Monday, November 5, 2007

The GOP and Black Voters: Courting Victimologists?

The Republican presidential candidates skipped participation in a November 4 debate sponsored by the Congressional Black Caucus.

Was this snub or strategy?
Stuart Rothenberg makes the case against Republican Party outreach to black voters. If the black majority looks to government as a protector and source of handouts, the GOP platform of individualism and personal responsibility will be unattractive:

A shot was recently fired across the GOP's bow about the cancellation of the scheduled Nov. 4 presidential debate co-sponsored by the Congressional Black Caucus Institute and Fox News, and you can bet more shots will be fired over the next few months.

Writing less than a week ago, Huffington Post political reporter Michael Roston commented that "it appears that some GOP frontrunners are once again letting an opportunity to appear before African-American voters lapse, just as they decided to sit out a black voter forum hosted last month by Tavis Smiley."

Roston was referring to a September debate in Maryland that leading GOP contenders skipped, citing schedule conflicts.

But why would Republicans even consider participating in a debate sponsored by the CBC Institute, an arm of the Congressional Black Caucus, which includes 43 Democratic Members of the U.S. House of Representatives and which has been consistently critical of President Bush and Republican policies?

The CBC is essentially a Democratic group -- when he was in the House, Oklahoma Republican J.C. Watts refused to join it because of its agenda.

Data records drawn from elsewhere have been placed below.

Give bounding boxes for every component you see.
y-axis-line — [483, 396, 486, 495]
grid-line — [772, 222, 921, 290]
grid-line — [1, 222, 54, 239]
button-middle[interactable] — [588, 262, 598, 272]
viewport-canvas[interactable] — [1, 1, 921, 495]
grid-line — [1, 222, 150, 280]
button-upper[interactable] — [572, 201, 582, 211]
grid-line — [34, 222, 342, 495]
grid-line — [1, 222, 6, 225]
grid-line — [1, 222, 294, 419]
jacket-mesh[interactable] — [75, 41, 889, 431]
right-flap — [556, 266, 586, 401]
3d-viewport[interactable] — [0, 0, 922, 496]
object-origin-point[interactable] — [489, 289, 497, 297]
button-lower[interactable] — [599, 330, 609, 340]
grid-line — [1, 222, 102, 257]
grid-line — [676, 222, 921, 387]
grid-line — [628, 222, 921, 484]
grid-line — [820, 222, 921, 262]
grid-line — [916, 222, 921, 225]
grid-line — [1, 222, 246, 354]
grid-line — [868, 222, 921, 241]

Given that, it isn't surprising that less than a week before Roston's column appeared on the Internet, the CBC issued a news release announcing that the group was "outraged" by the confirmation of Leslie Southwick to the 5th Circuit Court, a nomination supported unanimously by Republican Senators.

There is no doubt that Republicans need to increase their support in the minority community, including among black voters. That's not a new observation. Former Housing and Urban Development Secretary Jack Kemp made that point many years ago, and Ken Mehlman reiterated it during his term as chairman of the Republican National Committee.

The problem, however, is more obvious than the solution. While Republicans have recently nominated black candidates for governor in Ohio and Pennsylvania and for the Senate in Maryland, the party has had only limited success wooing black voters.

Part of the GOP's problem is that the national black political leadership is both generally liberal and joined to the Democratic Party at the hip. That's good for Democrats and bad for Republicans, since it invariably sets up black political leaders against the GOP when controversies emerge.

To the extent that the CBC (or Al Sharpton) represents African-American opinion, it's unlikely that Republicans will get much of a break, at least as long as the party holds to its generally conservative views.

Conservative (i.e. Republican) African-Americans have tried to set up corresponding organizations to well-established black groups, as conservatives have tried to do to represent and speak for women and seniors. But any honest appraisal of those groups is that they've generally met with only minimal success. And in some cases, that's giving them more credit than they are due.

It's difficult to "create" a corresponding conservative leadership in the black community when most African-Americans share the general outlook of existing leaders. And that too is a problem for GOP strategists: The existing black leadership both reflects grass-roots opinion and reinforces existing preferences and assumptions by continually pounding on Republican policies and political personalities.

On certain social issues, black voters (and Hispanics, for that matter) are more conservative than their white, liberal allies. But that really doesn't matter, since they don't vote on those issues.

Though it admittedly is a generalization and there are exceptions, the GOP's fundamental problem is that African-Americans think of the government as a protector and benefactor, while most Republicans (and all conservatives) see government as a problem. As long as that is the case, and specifically as long as affirmative action is an issue, Republican opportunities in the black community are extremely limited.
I'd like to see some hard data supporting this hypothesis, but I have no doubt that Rothenberg hits the nail on the head.